Остановись, премудрый, как Эдип,

      Пред Сфинксом с древнею загадкой!


Россия – Сфинкс! Ликуя и скорбя,

      И обливаясь чёрной кровью,

Она глядит, глядит, глядит в тебя

      И с ненавистью, и с любовью!..


Да, так любить, как любит наша кровь,

      Никто из вас давно не любит!

Забыли вы, что в мире есть любовь,

      Которая и жжёт, и губит!


Мы любим всё – и жар холодных числ,

      И дар божественных видений,

Нам внятно всё – и острый

                                               галльский смысл,

      И сумрачный германский гений…


Мы помним всё – парижских улиц ад,

      И венецьянские прохлады,

Лимонных рощ далёкий аромат,

      И Кёльна дымные громады…


Мы любим плоть – и вкус её, и цвет,

      И душный, смертный плоти запах…

Виновны ль мы, коль хрустнет ваш скелет

      В тяжёлых, нежных наших лапах?


Привыкли мы, хватая под уздцы

      Играющих коней ретивых,

Ломать коням тяжёлые крестцы

      И усмирять рабынь строптивых…


Придите к нам!
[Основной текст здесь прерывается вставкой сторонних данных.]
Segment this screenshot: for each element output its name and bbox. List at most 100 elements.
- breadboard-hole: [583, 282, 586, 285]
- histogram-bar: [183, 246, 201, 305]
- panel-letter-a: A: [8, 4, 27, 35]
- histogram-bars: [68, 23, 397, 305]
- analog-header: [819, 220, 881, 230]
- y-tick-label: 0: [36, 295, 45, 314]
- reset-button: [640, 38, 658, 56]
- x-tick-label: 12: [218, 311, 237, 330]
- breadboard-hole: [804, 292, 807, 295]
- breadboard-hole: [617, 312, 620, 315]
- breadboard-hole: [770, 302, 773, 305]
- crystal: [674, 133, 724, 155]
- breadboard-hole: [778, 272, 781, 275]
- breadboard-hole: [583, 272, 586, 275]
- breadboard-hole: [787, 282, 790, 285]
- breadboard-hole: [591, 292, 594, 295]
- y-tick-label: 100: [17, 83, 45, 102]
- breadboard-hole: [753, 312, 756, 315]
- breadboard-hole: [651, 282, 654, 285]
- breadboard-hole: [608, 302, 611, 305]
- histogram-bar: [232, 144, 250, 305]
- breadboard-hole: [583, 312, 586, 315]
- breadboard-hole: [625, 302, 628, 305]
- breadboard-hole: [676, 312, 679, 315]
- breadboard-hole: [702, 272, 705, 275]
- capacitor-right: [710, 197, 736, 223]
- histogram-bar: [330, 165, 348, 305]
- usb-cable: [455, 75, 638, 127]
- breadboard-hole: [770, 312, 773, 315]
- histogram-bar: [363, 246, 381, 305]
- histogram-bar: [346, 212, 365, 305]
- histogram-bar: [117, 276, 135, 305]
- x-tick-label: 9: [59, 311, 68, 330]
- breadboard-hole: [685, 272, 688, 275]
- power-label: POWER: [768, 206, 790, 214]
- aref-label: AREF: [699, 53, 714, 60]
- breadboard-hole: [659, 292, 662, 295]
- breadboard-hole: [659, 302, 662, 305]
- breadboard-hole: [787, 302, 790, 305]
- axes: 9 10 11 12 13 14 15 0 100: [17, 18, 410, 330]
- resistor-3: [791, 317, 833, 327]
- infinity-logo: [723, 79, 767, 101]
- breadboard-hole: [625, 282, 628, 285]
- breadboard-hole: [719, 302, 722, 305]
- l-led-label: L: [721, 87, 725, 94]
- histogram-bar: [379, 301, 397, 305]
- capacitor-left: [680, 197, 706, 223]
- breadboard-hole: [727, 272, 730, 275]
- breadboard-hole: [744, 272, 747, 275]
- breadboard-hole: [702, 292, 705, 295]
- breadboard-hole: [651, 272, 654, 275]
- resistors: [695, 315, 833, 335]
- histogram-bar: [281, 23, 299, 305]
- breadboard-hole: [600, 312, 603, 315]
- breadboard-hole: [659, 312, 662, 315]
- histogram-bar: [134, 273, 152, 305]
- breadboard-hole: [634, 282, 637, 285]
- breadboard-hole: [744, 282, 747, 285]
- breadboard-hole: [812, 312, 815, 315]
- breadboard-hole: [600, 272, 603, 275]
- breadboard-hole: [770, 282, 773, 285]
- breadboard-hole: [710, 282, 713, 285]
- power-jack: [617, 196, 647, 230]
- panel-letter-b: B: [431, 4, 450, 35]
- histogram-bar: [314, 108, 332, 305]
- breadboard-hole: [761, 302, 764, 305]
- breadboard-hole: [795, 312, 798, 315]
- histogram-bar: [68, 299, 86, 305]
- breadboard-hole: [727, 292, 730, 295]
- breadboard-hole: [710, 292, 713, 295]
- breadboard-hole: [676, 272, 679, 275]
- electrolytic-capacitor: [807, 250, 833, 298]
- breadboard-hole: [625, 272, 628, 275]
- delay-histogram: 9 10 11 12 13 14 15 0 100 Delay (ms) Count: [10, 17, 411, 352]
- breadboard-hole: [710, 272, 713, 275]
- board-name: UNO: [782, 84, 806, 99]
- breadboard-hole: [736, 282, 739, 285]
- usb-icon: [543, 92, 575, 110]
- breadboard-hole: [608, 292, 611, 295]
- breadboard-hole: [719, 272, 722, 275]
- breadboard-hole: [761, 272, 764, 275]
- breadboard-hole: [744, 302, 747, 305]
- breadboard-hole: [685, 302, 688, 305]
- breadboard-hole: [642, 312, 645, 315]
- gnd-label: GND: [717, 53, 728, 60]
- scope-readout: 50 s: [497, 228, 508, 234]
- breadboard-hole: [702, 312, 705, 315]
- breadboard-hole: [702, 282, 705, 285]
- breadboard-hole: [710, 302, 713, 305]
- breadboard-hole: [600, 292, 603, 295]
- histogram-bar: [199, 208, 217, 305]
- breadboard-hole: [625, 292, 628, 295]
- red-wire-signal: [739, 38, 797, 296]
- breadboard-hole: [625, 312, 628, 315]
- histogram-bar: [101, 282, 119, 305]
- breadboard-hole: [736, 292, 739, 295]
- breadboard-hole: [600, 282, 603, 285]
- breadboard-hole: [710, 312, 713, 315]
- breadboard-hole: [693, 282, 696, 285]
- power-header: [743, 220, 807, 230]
От ужасов войны

      Придите в мирные объятья!

Пока не поздно – старый меч в ножны,

      Товарищи! Мы станем – братья!


А если нет – нам нечего терять,

      И нам доступно вероломство!

Века, века – вас будет проклинать

      Больное позднее потомство!


Мы широко по дебрям и лесам

      Перед Европою пригожей

Расступимся! Мы обернёмся к вам

      Своею азиатской рожей!


Идите все, идите на Урал!

      Мы очищаем место бою

Стальных машин, где дышит интеграл,

      С монгольской дикою ордою!


Но сами мы – отныне вам не щит,

      Отныне в бой не вступим сами,

Мы поглядим, как смертный бой кипит,

      Своими узкими глазами.


Не сдвинемся, когда свирепый гунн

      В карманах трупов будет шарить,

Жечь города, и в церковь гнать табун,


1

«Истина в вине!» (лат.) – Здесь и далее примечания редактора.